Obviously that had me confused, and I am still trying to make complete sense of it, but I simply responded by saying that I agree with the divorce, that we rushed it, and I think we both just need some space right now. I did that to let her know I wanted no contact, because when I started it last week I just stopped responding to her texts.

Now I know what issues I need to work on, and I am not doing them for her, but for me, because somewhere along the line I stopped being me, and became a jerk. What I need help with, is trying to find out my best chances of getting back together with her somewhere down the road, because we were great together until I changed, and not in a good way.

Is no contact the best thing, or would it be best to send an e-mail about every other week to let her know how I am doing, and showing her I am making changes?

Since she is seeing someone else, I have read 2 different ways to go about getting her back, 1 is strict no contact, the other is slowly become her friend and try to be there for her when her new relationship fails. Right now I just don't know which way is best, because I have had plenty of heartbreaks in the past, but never really wanted to get back together with anyone after the first couple days or so, this is different for me.

TL;DR
First date, moved in, married, and divorce all within 1 year.
She is seeing someone else, and I want the best plan to get her back.
I know all of the issues, and what I need to work on.
She still hasn't filed even after having the papers for almost 2 weeks now.


----------



## unbelievable (Aug 20, 2010)

You didn't see this coming? She wants "no contact" for two days. Translation - "I'll be doing some other guy this weekend and don't want you poppin' in." The special weekend must have been good because she immediately calls you and says "we're through". Allegedly, five days later she starts a relationship with someone else.
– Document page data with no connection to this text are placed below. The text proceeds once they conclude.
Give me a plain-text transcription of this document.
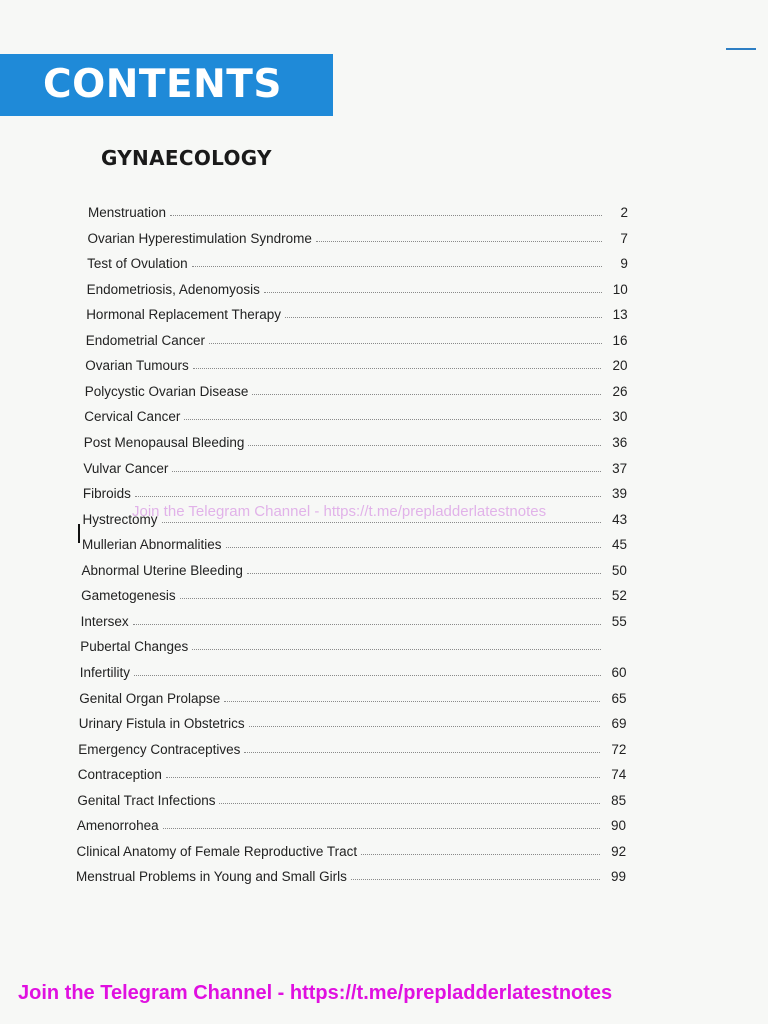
CONTENTS
GYNAECOLOGY
Menstruation	2
Ovarian Hyperestimulation Syndrome	7
Test of Ovulation	9
Endometriosis, Adenomyosis	10
Hormonal Replacement Therapy	13
Endometrial Cancer	16
Ovarian Tumours	20
Polycystic Ovarian Disease	26
Cervical Cancer	30
Post Menopausal Bleeding	36
Vulvar Cancer	37
Fibroids	39
Hystrectomy	43
Mullerian Abnormalities	45
Abnormal Uterine Bleeding	50
Gametogenesis	52
Intersex	55
Pubertal Changes
Infertility	60
Genital Organ Prolapse	65
Urinary Fistula in Obstetrics	69
Emergency Contraceptives	72
Contraception	74
Genital Tract Infections	85
Amenorrohea	90
Clinical Anatomy of Female Reproductive Tract	92
Menstrual Problems in Young and Small Girls	99
Join the Telegram Channel - https://t.me/prepladderlatestnotes
Join the Telegram Channel - https://t.me/prepladderlatestnotes
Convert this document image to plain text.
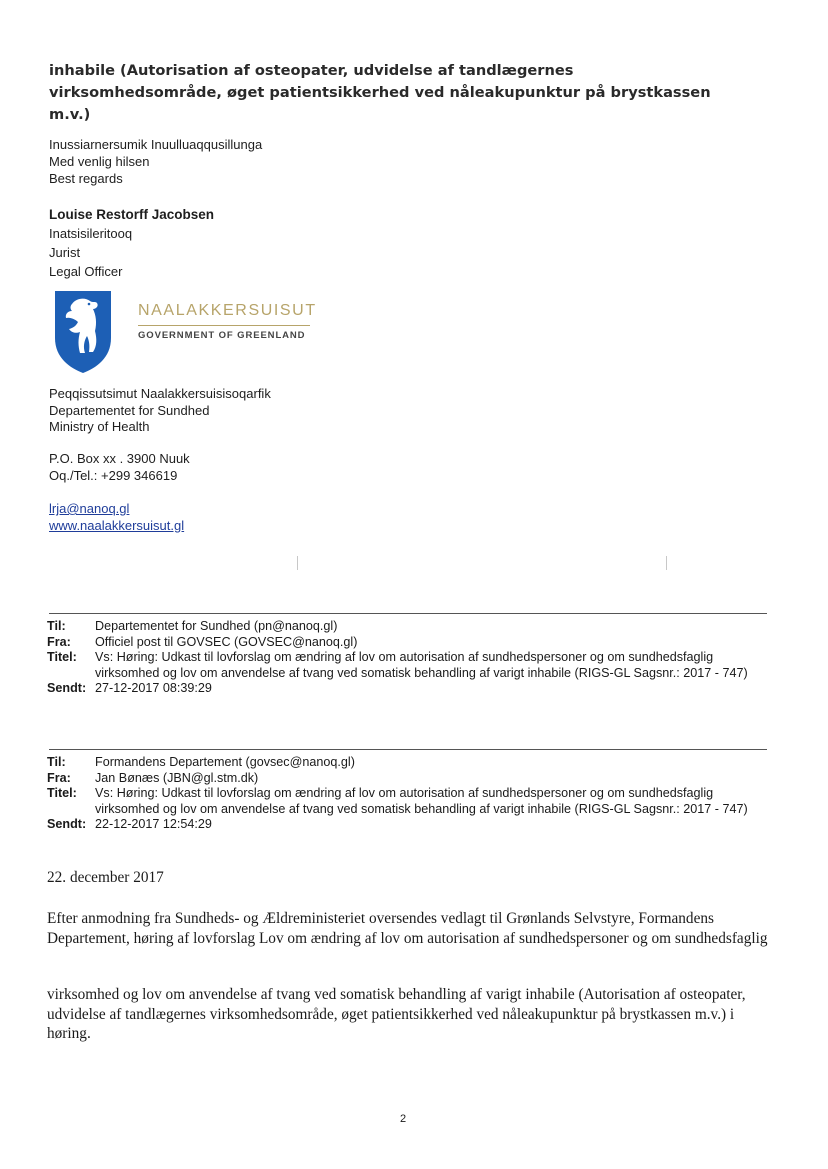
inhabile (Autorisation af osteopater, udvidelse af tandlægernes virksomhedsområde, øget patientsikkerhed ved nåleakupunktur på brystkassen m.v.)

Inussiarnersumik Inuulluaqqusillunga
Med venlig hilsen
Best regards
Louise Restorff Jacobsen
Inatsisileritooq
Jurist
Legal Officer
NAALAKKERSUISUT
GOVERNMENT OF GREENLAND
Peqqissutsimut Naalakkersuisisoqarfik
Departementet for Sundhed
Ministry of Health
P.O. Box xx . 3900 Nuuk
Oq./Tel.: +299 346619
lrja@nanoq.gl
www.naalakkersuisut.gl
Til:	Departementet for Sundhed (pn@nanoq.gl)
Fra:	Officiel post til GOVSEC (GOVSEC@nanoq.gl)
Titel:	Vs: Høring: Udkast til lovforslag om ændring af lov om autorisation af sundhedspersoner og om sundhedsfaglig virksomhed og lov om anvendelse af tvang ved somatisk behandling af varigt inhabile (RIGS-GL Sagsnr.: 2017 - 747)
Sendt: 27-12-2017 08:39:29
Til:	Formandens Departement (govsec@nanoq.gl)
Fra:	Jan Bønæs (JBN@gl.stm.dk)
Titel:	Vs: Høring: Udkast til lovforslag om ændring af lov om autorisation af sundhedspersoner og om sundhedsfaglig virksomhed og lov om anvendelse af tvang ved somatisk behandling af varigt inhabile (RIGS-GL Sagsnr.: 2017 - 747)
Sendt: 22-12-2017 12:54:29
22. december 2017
Efter anmodning fra Sundheds- og Ældreministeriet oversendes vedlagt til Grønlands Selvstyre, Formandens Departement, høring af lovforslag Lov om ændring af lov om autorisation af sundhedspersoner og om sundhedsfaglig
virksomhed og lov om anvendelse af tvang ved somatisk behandling af varigt inhabile (Autorisation af osteopater, udvidelse af tandlægernes virksomhedsområde, øget patientsikkerhed ved nåleakupunktur på brystkassen m.v.) i høring.
2
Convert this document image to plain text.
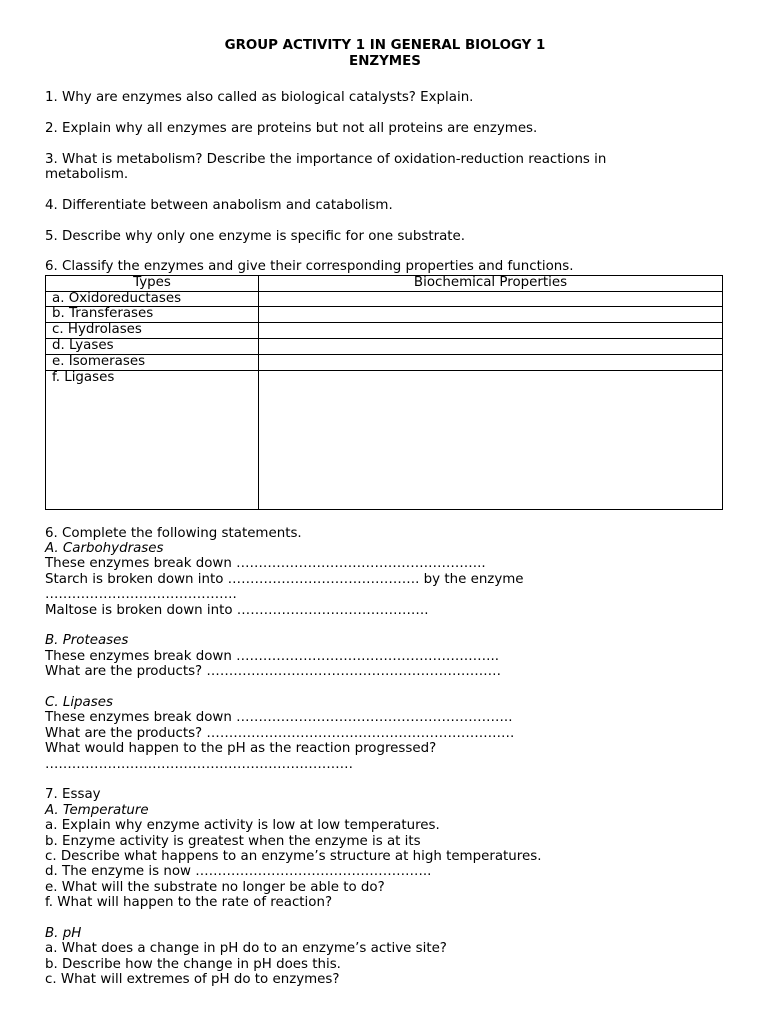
GROUP ACTIVITY 1 IN GENERAL BIOLOGY 1
ENZYMES

1. Why are enzymes also called as biological catalysts? Explain.

2. Explain why all enzymes are proteins but not all proteins are enzymes.

3. What is metabolism? Describe the importance of oxidation-reduction reactions in

metabolism.

4. Differentiate between anabolism and catabolism.

5. Describe why only one enzyme is specific for one substrate.

6. Classify the enzymes and give their corresponding properties and functions.

Types	Biochemical Properties
a. Oxidoreductases	
b. Transferases	
c. Hydrolases	
d. Lyases	
e. Isomerases	
f. Ligases	

6. Complete the following statements.

A. Carbohydrases

These enzymes break down ………………………………………………..

Starch is broken down into ……………………………………. by the enzyme

…………………………………….

Maltose is broken down into …………………………………….

B. Proteases

These enzymes break down …………………………………………………..

What are the products? …………………………………………………………

C. Lipases

These enzymes break down ……………………………………………………..

What are the products? ……………………………………………………………

What would happen to the pH as the reaction progressed?

……………………………………………………………

7. Essay

A. Temperature

a. Explain why enzyme activity is low at low temperatures.

b. Enzyme activity is greatest when the enzyme is at its

c. Describe what happens to an enzyme’s structure at high temperatures.

d. The enzyme is now ……………………………………………..

e. What will the substrate no longer be able to do?

f. What will happen to the rate of reaction?

B. pH

a. What does a change in pH do to an enzyme’s active site?

b. Describe how the change in pH does this.

c. What will extremes of pH do to enzymes?
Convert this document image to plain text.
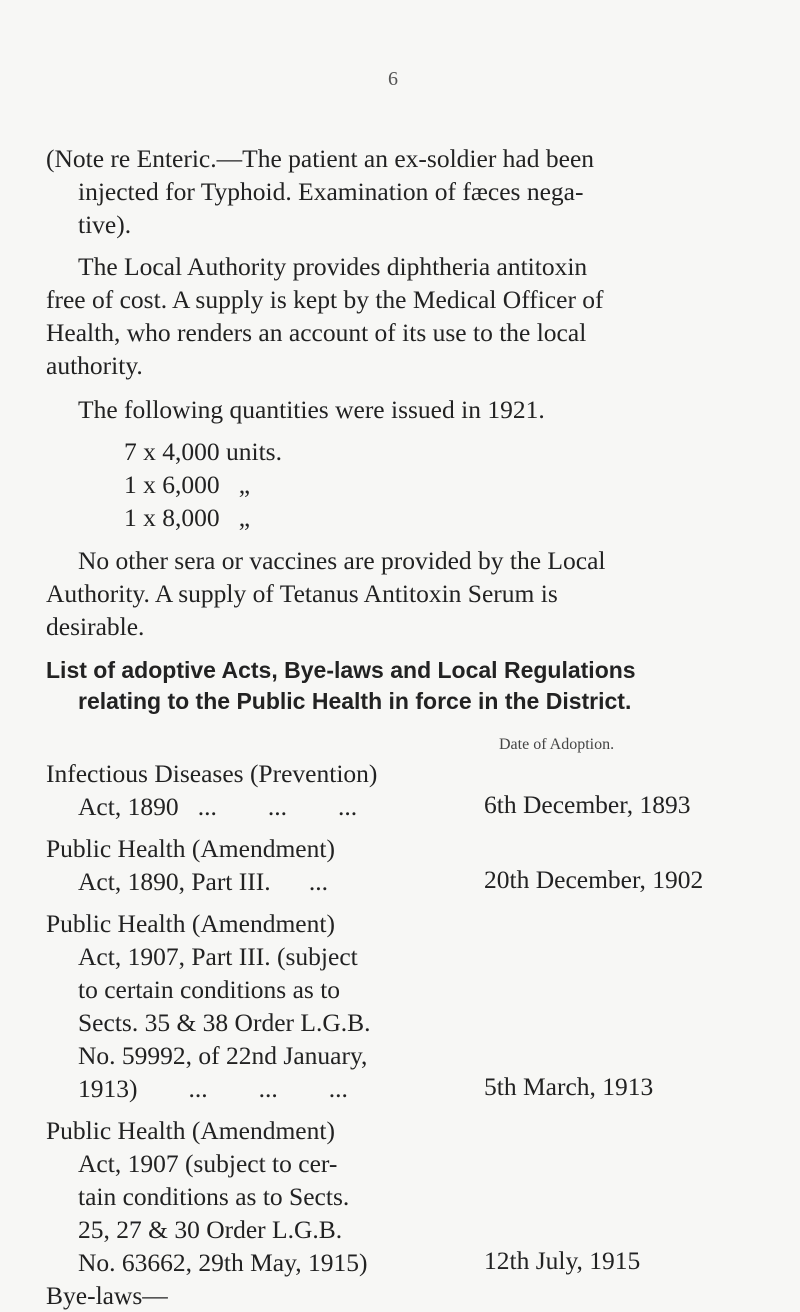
6
(Note re Enteric.—The patient an ex-soldier had been
injected for Typhoid. Examination of fæces nega-
tive).
The Local Authority provides diphtheria antitoxin
free of cost. A supply is kept by the Medical Officer of
Health, who renders an account of its use to the local
authority.
The following quantities were issued in 1921.
7 x 4,000 units.
1 x 6,000   „
1 x 8,000   „
No other sera or vaccines are provided by the Local
Authority. A supply of Tetanus Antitoxin Serum is
desirable.
List of adoptive Acts, Bye-laws and Local Regulations
relating to the Public Health in force in the District.
Date of Adoption.
Infectious Diseases (Prevention)
Act, 1890   ...        ...        ...	6th December, 1893
Public Health (Amendment)
Act, 1890, Part III.      ...	20th December, 1902
Public Health (Amendment)
Act, 1907, Part III. (subject
to certain conditions as to
Sects. 35 & 38 Order L.G.B.
No. 59992, of 22nd January,
1913)        ...        ...        ...	5th March, 1913
Public Health (Amendment)
Act, 1907 (subject to cer-
tain conditions as to Sects.
25, 27 & 30 Order L.G.B.
No. 63662, 29th May, 1915)	12th July, 1915
Bye-laws—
B.S. That relationship probably dates back to at least a few days before she told you she wanted a divorce. As a soldier, what are going to do with a woman who can't be faithful for a year? Just as a man, what would you want with one? You married a woman you barely knew. Why? Don't worry about getting this one back or getting the next one. Figure out why you value yourself so little that you'd be willing to be some woman's backup plan.


----------



## jruchko (Sep 20, 2010)

I did see it coming, I just didn't want to believe it.

She didn't cheat, I know that for a fact.

The reason she broke it off is because I just didn't show I cared anymore. I spent money on myself, instead of getting her anything, or saving for things I needed (car, future). We were separated for a little over a month before she told me she is done. 

She also has a history of rebound relationships, she just gets used to someone being there, and doesn't like to be alone. I am not willing to be her "backup plan", I just know I messed up, how I messed up, and didn't realize what I had until it was too late. 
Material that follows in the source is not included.